Karriere im Konjunktiv und Antikarriere als Form des Humors: Wäre Britjazz so populär wie Britpop, wäre der Saxophonist Lol Coxhill ein Star. So ist er ein außergewöhnlicher Klang- und Überlebenskünstler, der auch vor Straßenmusik nicht zurückschreckt  ■ Von Christoph Wagner

Erfolg und Geld sind zweierlei. Eine Lektion, die auch Lol Coxhill gelernt hat. Wenn er abends im Hinterzimmer irgendeines Londoner Pubs seine vertrackten Saxophon-Improvisationen bläst, kann man die Zuhörer oft an zwei Händen abzählen. Und manchmal reicht die Gage nicht, um mit dem Taxi nach Hause zu fahren.
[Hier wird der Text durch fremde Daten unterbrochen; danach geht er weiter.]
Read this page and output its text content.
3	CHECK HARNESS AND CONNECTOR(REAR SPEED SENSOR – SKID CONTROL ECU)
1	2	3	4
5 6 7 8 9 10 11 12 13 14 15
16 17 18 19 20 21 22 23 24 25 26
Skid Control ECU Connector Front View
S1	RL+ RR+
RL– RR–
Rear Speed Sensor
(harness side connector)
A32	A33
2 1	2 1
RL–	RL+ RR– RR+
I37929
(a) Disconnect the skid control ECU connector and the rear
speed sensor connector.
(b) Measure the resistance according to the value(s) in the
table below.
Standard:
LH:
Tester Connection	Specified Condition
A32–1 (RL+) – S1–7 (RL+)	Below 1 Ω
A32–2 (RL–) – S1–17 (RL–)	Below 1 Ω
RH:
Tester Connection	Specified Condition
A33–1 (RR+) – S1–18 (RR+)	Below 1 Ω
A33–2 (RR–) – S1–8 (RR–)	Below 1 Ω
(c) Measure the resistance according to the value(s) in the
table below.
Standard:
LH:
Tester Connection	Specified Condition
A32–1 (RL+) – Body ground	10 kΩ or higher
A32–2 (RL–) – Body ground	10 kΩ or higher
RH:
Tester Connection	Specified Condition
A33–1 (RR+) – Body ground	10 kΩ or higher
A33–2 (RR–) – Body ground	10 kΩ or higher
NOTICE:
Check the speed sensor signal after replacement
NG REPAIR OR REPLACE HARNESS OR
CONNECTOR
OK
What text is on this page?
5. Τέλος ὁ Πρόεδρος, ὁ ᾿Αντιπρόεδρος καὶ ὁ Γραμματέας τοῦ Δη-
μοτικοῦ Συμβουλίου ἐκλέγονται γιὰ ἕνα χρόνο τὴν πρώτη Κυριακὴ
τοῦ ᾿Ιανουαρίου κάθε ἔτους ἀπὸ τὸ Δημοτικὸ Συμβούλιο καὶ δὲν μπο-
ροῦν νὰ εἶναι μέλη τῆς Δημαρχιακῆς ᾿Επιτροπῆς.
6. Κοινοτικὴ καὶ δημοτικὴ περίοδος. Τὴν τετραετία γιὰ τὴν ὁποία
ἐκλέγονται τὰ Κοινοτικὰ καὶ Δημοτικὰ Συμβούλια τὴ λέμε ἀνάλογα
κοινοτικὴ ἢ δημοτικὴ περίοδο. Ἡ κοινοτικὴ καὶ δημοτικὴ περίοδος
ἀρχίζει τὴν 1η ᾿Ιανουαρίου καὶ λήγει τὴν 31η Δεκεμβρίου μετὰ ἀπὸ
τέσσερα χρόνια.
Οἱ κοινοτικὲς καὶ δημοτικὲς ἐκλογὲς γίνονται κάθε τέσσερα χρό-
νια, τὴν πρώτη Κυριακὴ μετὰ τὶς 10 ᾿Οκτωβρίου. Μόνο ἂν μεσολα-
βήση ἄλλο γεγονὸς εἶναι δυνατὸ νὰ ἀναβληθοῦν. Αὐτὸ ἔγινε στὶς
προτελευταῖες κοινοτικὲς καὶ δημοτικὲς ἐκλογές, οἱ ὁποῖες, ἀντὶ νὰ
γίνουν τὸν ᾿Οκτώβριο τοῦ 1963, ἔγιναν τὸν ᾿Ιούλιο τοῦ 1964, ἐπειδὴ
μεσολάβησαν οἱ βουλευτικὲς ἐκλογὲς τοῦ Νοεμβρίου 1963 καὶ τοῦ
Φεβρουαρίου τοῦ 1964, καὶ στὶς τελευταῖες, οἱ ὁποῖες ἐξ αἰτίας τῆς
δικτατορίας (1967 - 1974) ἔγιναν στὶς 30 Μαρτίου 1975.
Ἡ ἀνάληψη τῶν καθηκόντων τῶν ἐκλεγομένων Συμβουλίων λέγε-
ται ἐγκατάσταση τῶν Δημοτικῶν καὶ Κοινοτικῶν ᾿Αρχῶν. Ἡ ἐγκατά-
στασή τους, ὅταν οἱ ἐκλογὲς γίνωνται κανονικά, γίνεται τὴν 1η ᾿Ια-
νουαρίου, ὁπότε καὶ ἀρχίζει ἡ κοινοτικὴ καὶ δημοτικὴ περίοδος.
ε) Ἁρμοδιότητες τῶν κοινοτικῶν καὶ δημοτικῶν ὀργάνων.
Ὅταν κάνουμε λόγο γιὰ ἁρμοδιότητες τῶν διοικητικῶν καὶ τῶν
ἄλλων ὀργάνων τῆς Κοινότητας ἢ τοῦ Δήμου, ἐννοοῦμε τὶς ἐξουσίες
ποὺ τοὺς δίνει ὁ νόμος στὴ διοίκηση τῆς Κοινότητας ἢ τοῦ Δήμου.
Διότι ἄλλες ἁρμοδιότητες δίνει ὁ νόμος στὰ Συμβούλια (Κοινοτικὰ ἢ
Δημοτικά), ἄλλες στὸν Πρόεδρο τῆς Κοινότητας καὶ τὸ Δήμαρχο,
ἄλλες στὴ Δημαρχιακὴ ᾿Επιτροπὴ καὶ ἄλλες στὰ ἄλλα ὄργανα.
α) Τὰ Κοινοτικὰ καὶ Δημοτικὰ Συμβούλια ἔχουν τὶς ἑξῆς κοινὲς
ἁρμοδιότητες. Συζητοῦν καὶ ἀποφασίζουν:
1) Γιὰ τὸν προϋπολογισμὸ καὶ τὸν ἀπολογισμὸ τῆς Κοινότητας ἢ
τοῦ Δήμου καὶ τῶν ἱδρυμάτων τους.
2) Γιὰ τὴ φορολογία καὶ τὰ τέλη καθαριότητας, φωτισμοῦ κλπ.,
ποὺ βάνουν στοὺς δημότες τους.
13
Lol Coxhill ist ein freundlicher Exzentriker mit rundem Bauch, kahlem Kopf und Nickelbrille, der bei Konzerten gerne bunte Hawaiihemden trägt. Sein Saxophon hat er vor 45 Jahren für acht Pfund auf dem Flohmarkt erworben. Daß er mit 66 als Altmeister der englischen Jazzszene gilt, daß er gerade heute wieder bei jungen Elektronikern hoch im Kurs steht, die ihn als Klanglieferanten für ihre Techno- und Ambient-Experimente heranziehen, nimmt er mit freundlicher Gelassenheit hin. In seiner mehr als 40jährigen Laufbahn hat er zu viele unterschiedliche Sparten, von Soul und Rhythm & Blues über Bebop bis Punk durchquert, um nicht zu wissen, daß Aktien steigen und fallen können: Wenn du es geschafft hast, hast du es noch lange nicht geschafft!

Immerhin: Anfang der 70er Jahre schien sich alles prächtig zu entwickeln. London war musikalisch der Nabel der Welt und Coxhill mittendrin. Als Teil des gerade erblühten Underground spielte er mit Musikern, die mit Gruppen wie Soft Machine und Caravan berühmt wurden. Als der ehemalige Soft-Machine-Gitarrist Kevin Ayers 1971 eine neue Band namens The Whole World zusammenstellte, war Coxhill mit von der Partie. Neben ihm stand ein Siebzehnjähriger auf der Bühne, der Baß spielte und Mike Oldfield hieß. Zwei Jahre später landete das Milchgesicht mit „Tubular Bells“ einen Millionenerfolg – während Coxhill weiter durch verrauchte Clubs tingelte, immer auf der Suche nach dem nächsten Gig.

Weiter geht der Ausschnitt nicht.